Wijaya sempat tinggal di Hong Kong. Dia melihat masalah pencemaran sampah plastik tidak hanya terjadi di Indonesia, tetapi juga di seluruh dunia. Di Hong Kong, sampah sering terbawa oleh kapal-kapal perdagangan internasional, sehingga menghasilkan limbah di laut.

Dia kembali ke Jakarta dan terlibat dalam kegiatan bersih-bersih sejak sembilan tahun silam. "Tidak berubah sih (sampah di Teluk Jakarta). Sama saja kalau kita sudah berdiri sembilan tahun tahun ini," lanjutnya.

Namun yang membedakan, kali ini kesadaran untuk membersihkan lingkungan mulai marak. Dengan kata lain, usaha pembendungan pencemaran laut sudah ada, walau sampah masih terus ada karena terbawa arus.

Divers Clean Action menggelar aksi pungut sampah di pesisir Pulau Rambut, Kepulauan Seribu. 'Sehari Menjadi Ranger di Pulau Rambut' adalah tajuk aksinya hari itu. (Toto Santiko Budi)

Dalam kegiatan paddling, Wijaya juga sering mengajak masyarakat yang berwisata untuk bisa terlibat dalam kegiatan bersih-bersih laut.

"Tujuan awalnya tuh ke pulau awalnya mereka hanya senang-senang, tetapi akhirnya mereka ikut juga," tuturnya.

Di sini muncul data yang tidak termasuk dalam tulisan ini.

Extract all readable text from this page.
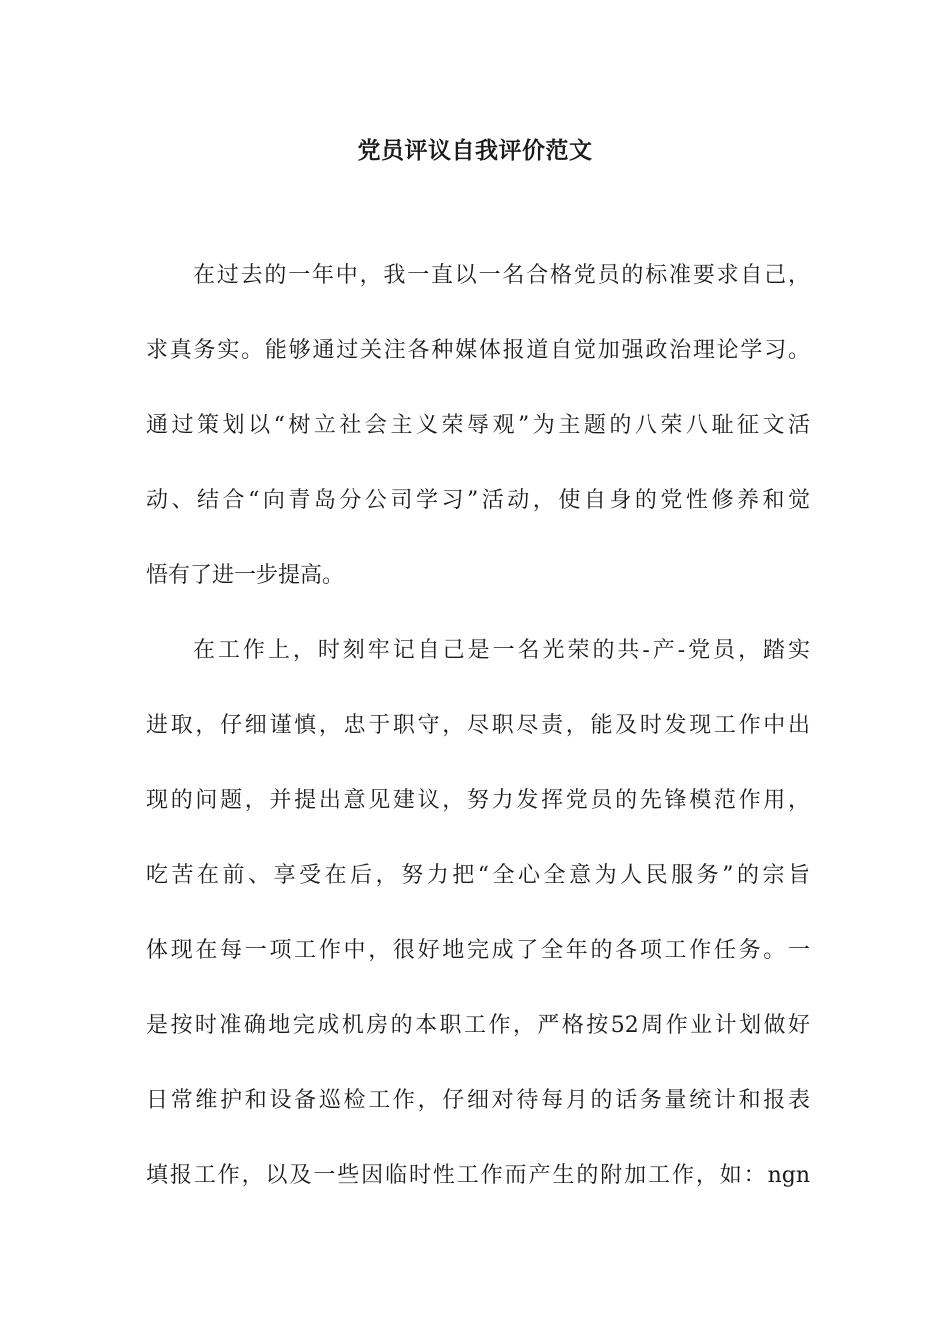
党员评议自我评价范文
在过去的一年中，我一直以一名合格党员的标准要求自己，
求真务实。能够通过关注各种媒体报道自觉加强政治理论学习。
通过策划以“树立社会主义荣辱观”为主题的八荣八耻征文活
动、结合“向青岛分公司学习”活动，使自身的党性修养和觉
悟有了进一步提高。
在工作上，时刻牢记自己是一名光荣的共-产-党员，踏实
进取，仔细谨慎，忠于职守，尽职尽责，能及时发现工作中出
现的问题，并提出意见建议，努力发挥党员的先锋模范作用，
吃苦在前、享受在后，努力把“全心全意为人民服务”的宗旨
体现在每一项工作中，很好地完成了全年的各项工作任务。一
是按时准确地完成机房的本职工作，严格按52周作业计划做好
日常维护和设备巡检工作，仔细对待每月的话务量统计和报表
填报工作，以及一些因临时性工作而产生的附加工作，如：ngn
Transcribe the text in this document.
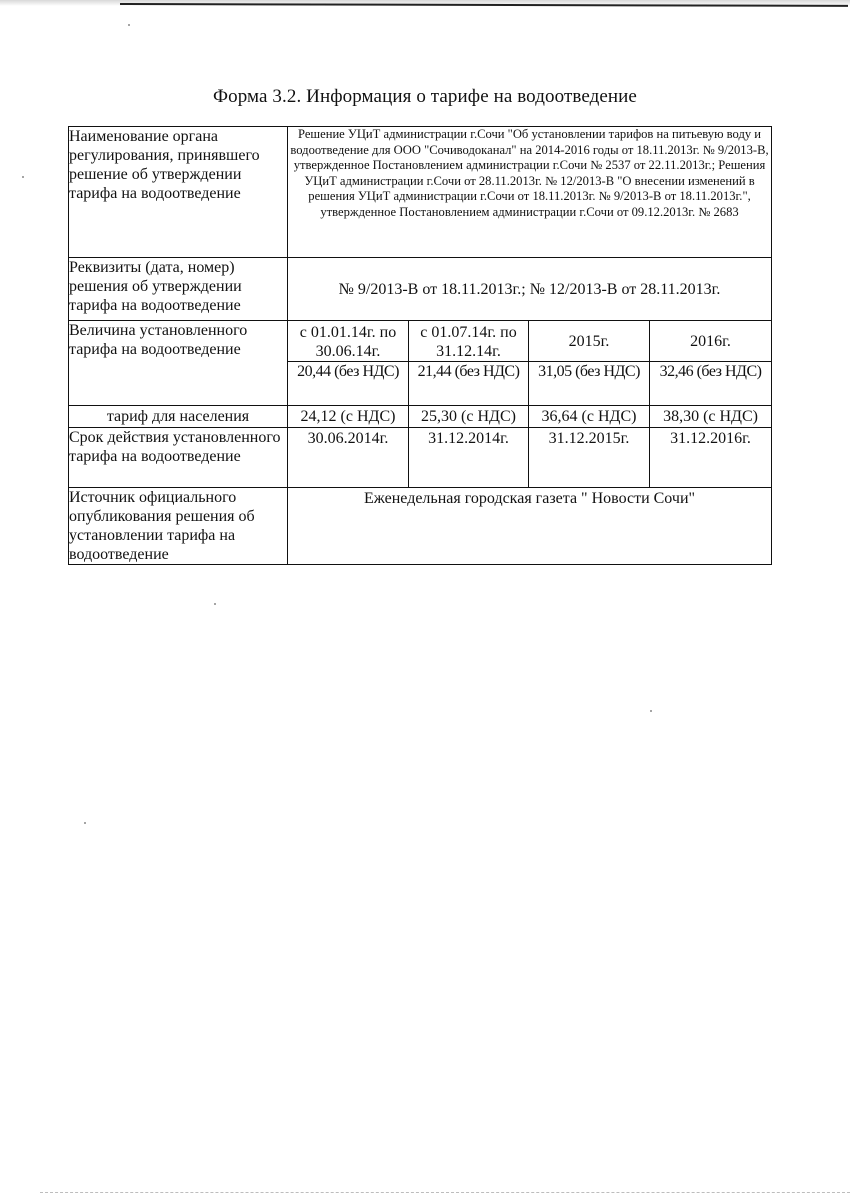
Форма 3.2. Информация о тарифе на водоотведение
Наименование органа регулирования, принявшего решение об утверждении тарифа на водоотведение	Решение УЦиТ администрации г.Сочи "Об установлении тарифов на питьевую воду и водоотведение для ООО "Сочиводоканал" на 2014-2016 годы от 18.11.2013г. № 9/2013-В, утвержденное Постановлением администрации г.Сочи № 2537 от 22.11.2013г.; Решения УЦиТ администрации г.Сочи от 28.11.2013г. № 12/2013-В "О внесении изменений в решения УЦиТ администрации г.Сочи от 18.11.2013г. № 9/2013-В от 18.11.2013г.", утвержденное Постановлением администрации г.Сочи от 09.12.2013г. № 2683			
Реквизиты (дата, номер) решения об утверждении тарифа на водоотведение	№ 9/2013-В от 18.11.2013г.; № 12/2013-В от 28.11.2013г.			
Величина установленного тарифа на водоотведение	с 01.01.14г. по 30.06.14г.	с 01.07.14г. по 31.12.14г.	2015г.	2016г.
	20,44 (без НДС)	21,44 (без НДС)	31,05 (без НДС)	32,46 (без НДС)
тариф для населения	24,12 (с НДС)	25,30 (с НДС)	36,64 (с НДС)	38,30 (с НДС)
Срок действия установленного тарифа на водоотведение	30.06.2014г.	31.12.2014г.	31.12.2015г.	31.12.2016г.
Источник официального опубликования решения об установлении тарифа на водоотведение	Еженедельная городская газета " Новости Сочи"			
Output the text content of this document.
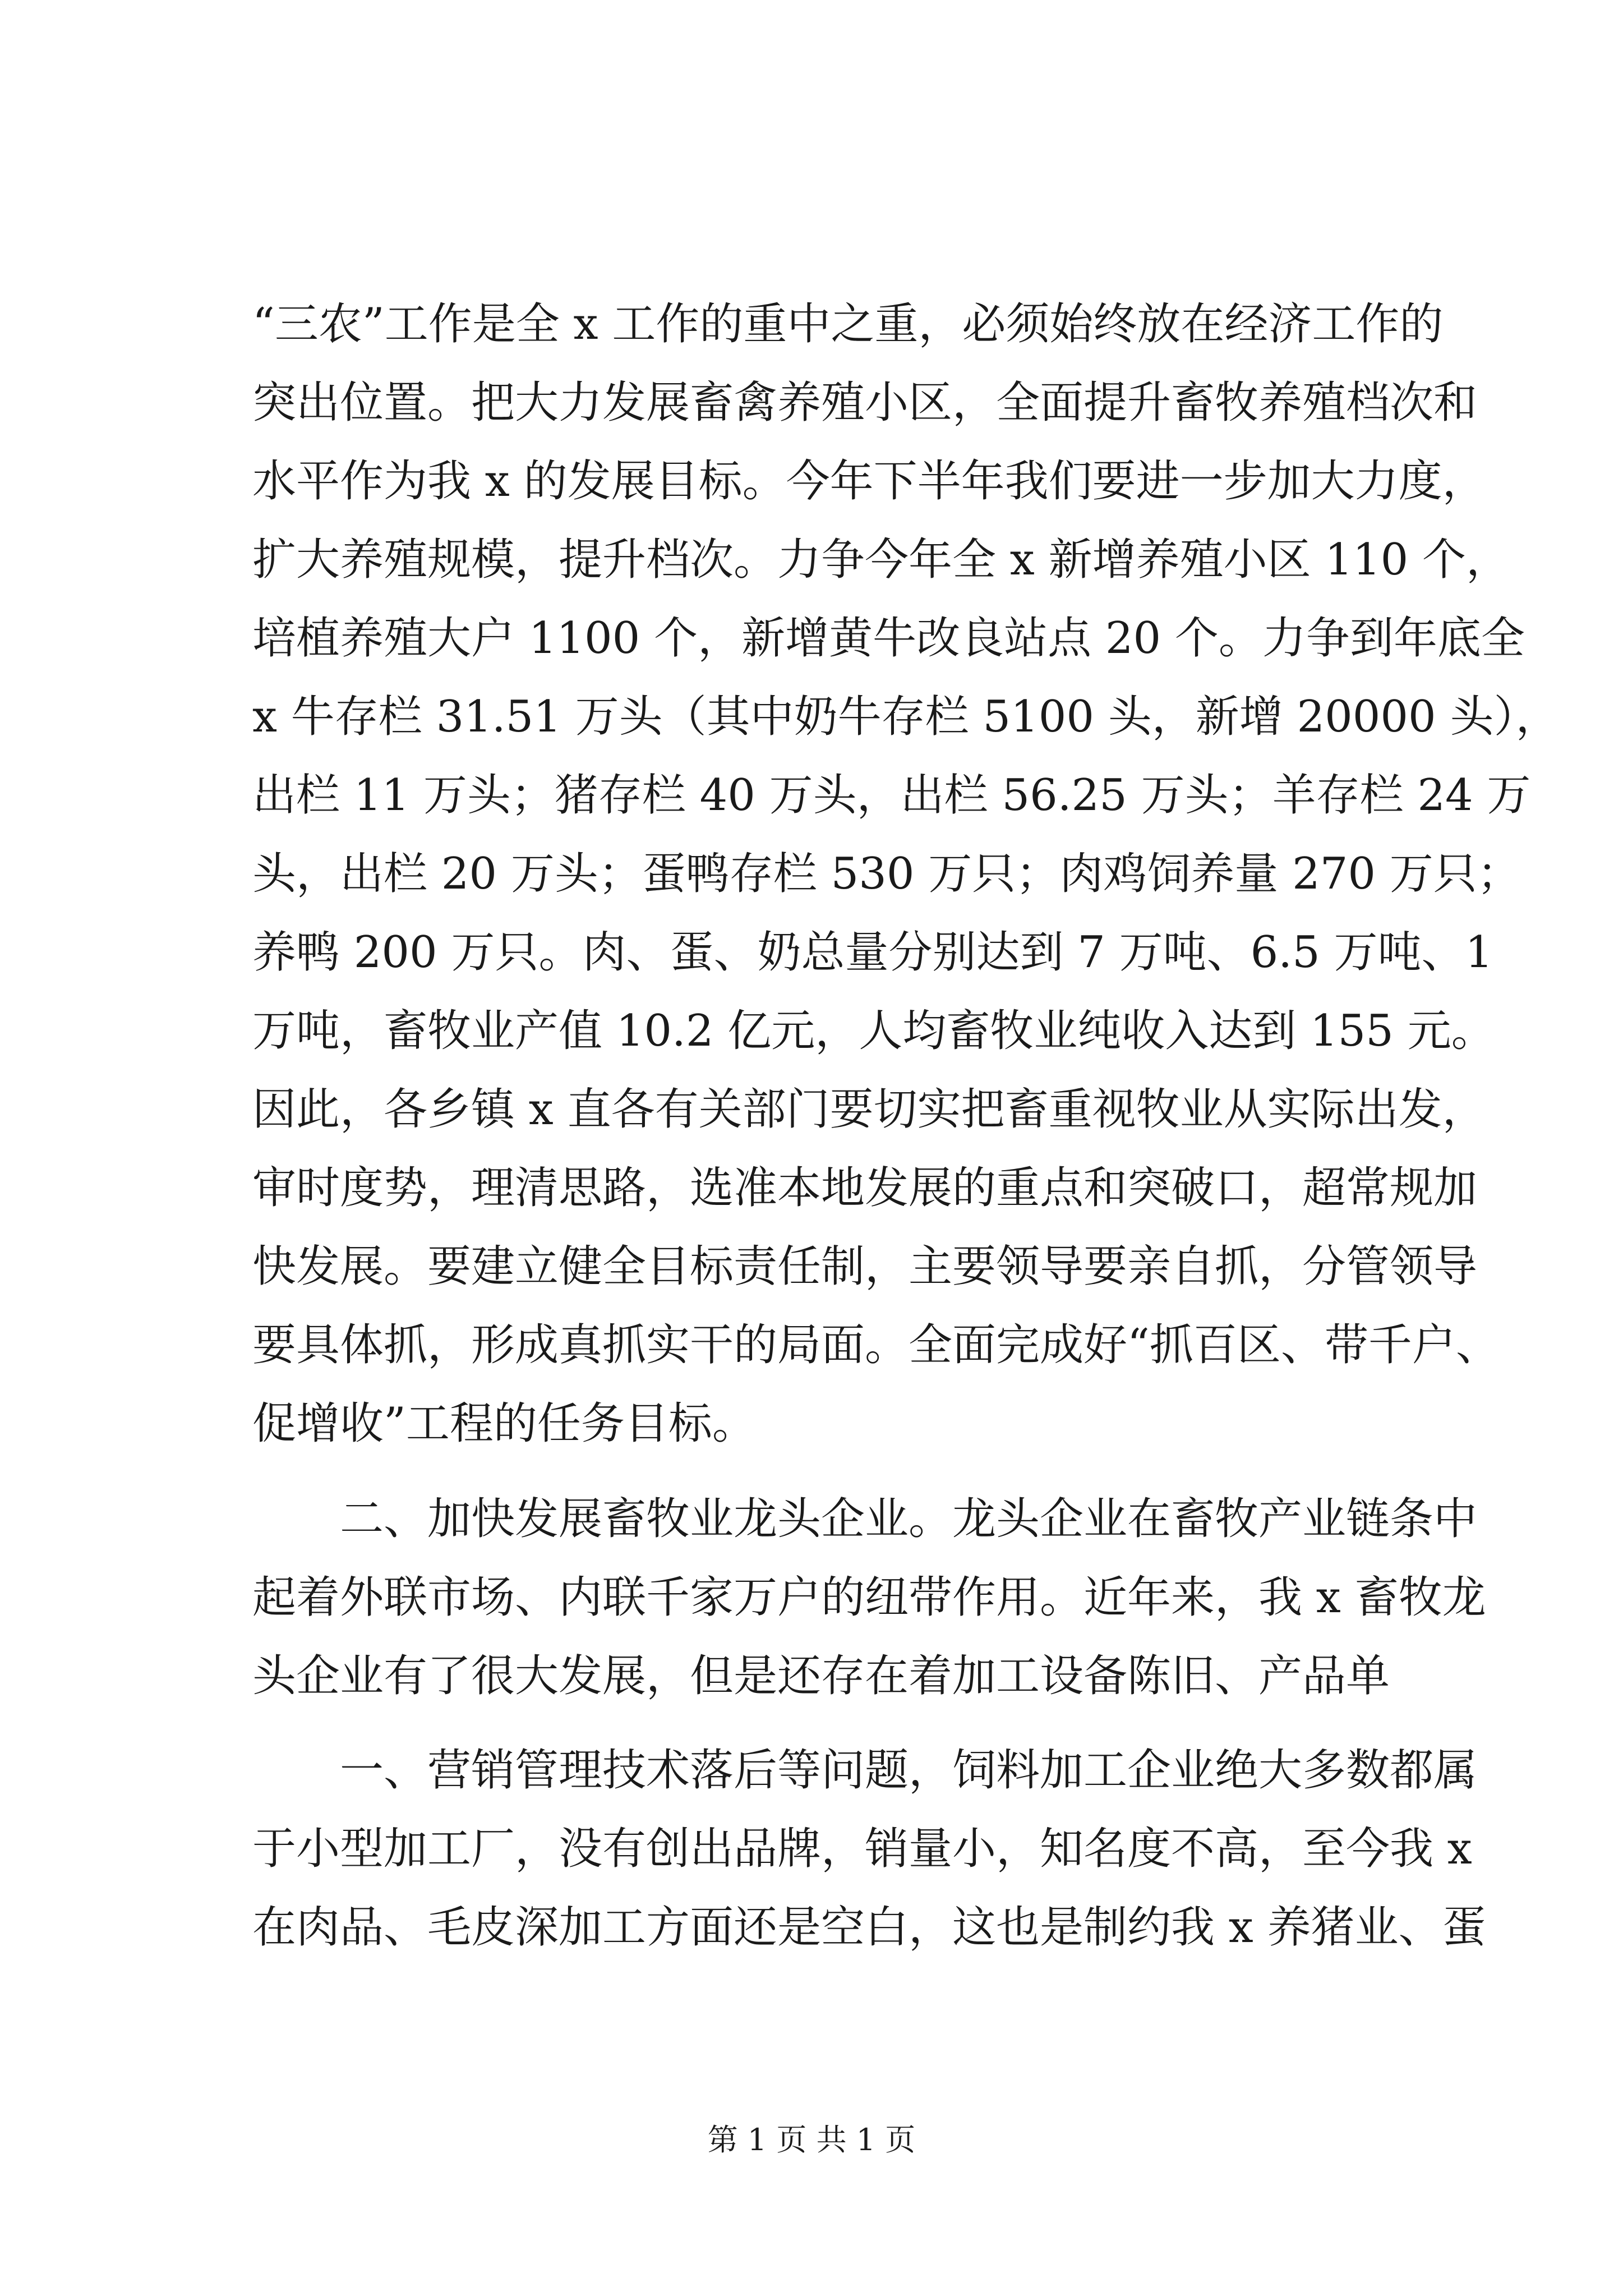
“三农”工作是全 x 工作的重中之重，必须始终放在经济工作的
突出位置。把大力发展畜禽养殖小区，全面提升畜牧养殖档次和
水平作为我 x 的发展目标。今年下半年我们要进一步加大力度，
扩大养殖规模，提升档次。力争今年全 x 新增养殖小区 110 个，
培植养殖大户 1100 个，新增黄牛改良站点 20 个。力争到年底全
x 牛存栏 31.51 万头（其中奶牛存栏 5100 头，新增 20000 头），
出栏 11 万头；猪存栏 40 万头，出栏 56.25 万头；羊存栏 24 万
头，出栏 20 万头；蛋鸭存栏 530 万只；肉鸡饲养量 270 万只；
养鸭 200 万只。肉、蛋、奶总量分别达到 7 万吨、6.5 万吨、1
万吨，畜牧业产值 10.2 亿元，人均畜牧业纯收入达到 155 元。
因此，各乡镇 x 直各有关部门要切实把畜重视牧业从实际出发，
审时度势，理清思路，选准本地发展的重点和突破口，超常规加
快发展。要建立健全目标责任制，主要领导要亲自抓，分管领导
要具体抓，形成真抓实干的局面。全面完成好“抓百区、带千户、
促增收”工程的任务目标。
　　二、加快发展畜牧业龙头企业。龙头企业在畜牧产业链条中
起着外联市场、内联千家万户的纽带作用。近年来，我 x 畜牧龙
头企业有了很大发展，但是还存在着加工设备陈旧、产品单
　　一、营销管理技术落后等问题，饲料加工企业绝大多数都属
于小型加工厂，没有创出品牌，销量小，知名度不高，至今我 x
在肉品、毛皮深加工方面还是空白，这也是制约我 x 养猪业、蛋
第 1 页 共 1 页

Selain mengajak komunitas, kegiatan ekowisata pun ditawarkan kepada perusahaan-perusahaan sebagai bentuk hiburan antarkaryawan.

Pada akhirnya membuka kesadaran bagi mereka tentang pentingnya menjaga lingkungan, dan terlibat dalam pelestarian.

Yang tidak kalah penting dalam ekowisata dan sebagai upaya menjaga kelestarian lingkungan, pariwisata semestinya melibatkan masyarakat yang dekat dengan alamnya. Misalnya, kalangan adat. Mereka, berdasarkan keyakinan leluhur yakni, memahami alam sekitarnya, dan memanfaatkannya seperlunya.

Beberapa kalangan adat di kawasan timur Indonesia menerapkan sasi. Sasi sendiri adalah masa di mana berbagai biota yang dilindungi tidak boleh diambil, hingga pada suatu hari dalam penanggalannya diperbolehkan. Pengambilannya pun tidak boleh sembarangan dan masa penangkapan hanya berlangsung beberapa hari saja.

Didi menerangkan, wisata kebudayaan menarik bagi wisatawan minat khusus, terutama dari luar negeri yang melihat keragaman di Indonesia. Lewat minat khusus budaya ini, wisatawan sebenarnya bisa dilibatkan dalam kegiatan tradisional kalangan adat dalam upaya pelestarian lingkungan.

"Sayangnya pariwisata belum dipandang menjadi sebuah mata pencarian bagi negara ini. Itu yang sebenarnya sekarang lagi kita perjuangkan bahwa kita harus memberikan sudut pandang kepada kebijakan. kepada investasi bahwa ini adalah sebuah pendapatan yang lebih berkelanjutan ketimbang kita berharap kepada industri oil and gas, misalnya," tambah Didi.

"Jadi ya, semoga bisa menjadi salah satu pintu pembuka bagi orang-orang yang sudah sedikit disconnected dengan alam dan sedikit lupa mengenai kearifan lokal yang seharusnya kita menjaga kita dan kita jaga juga," tutur Wijaya.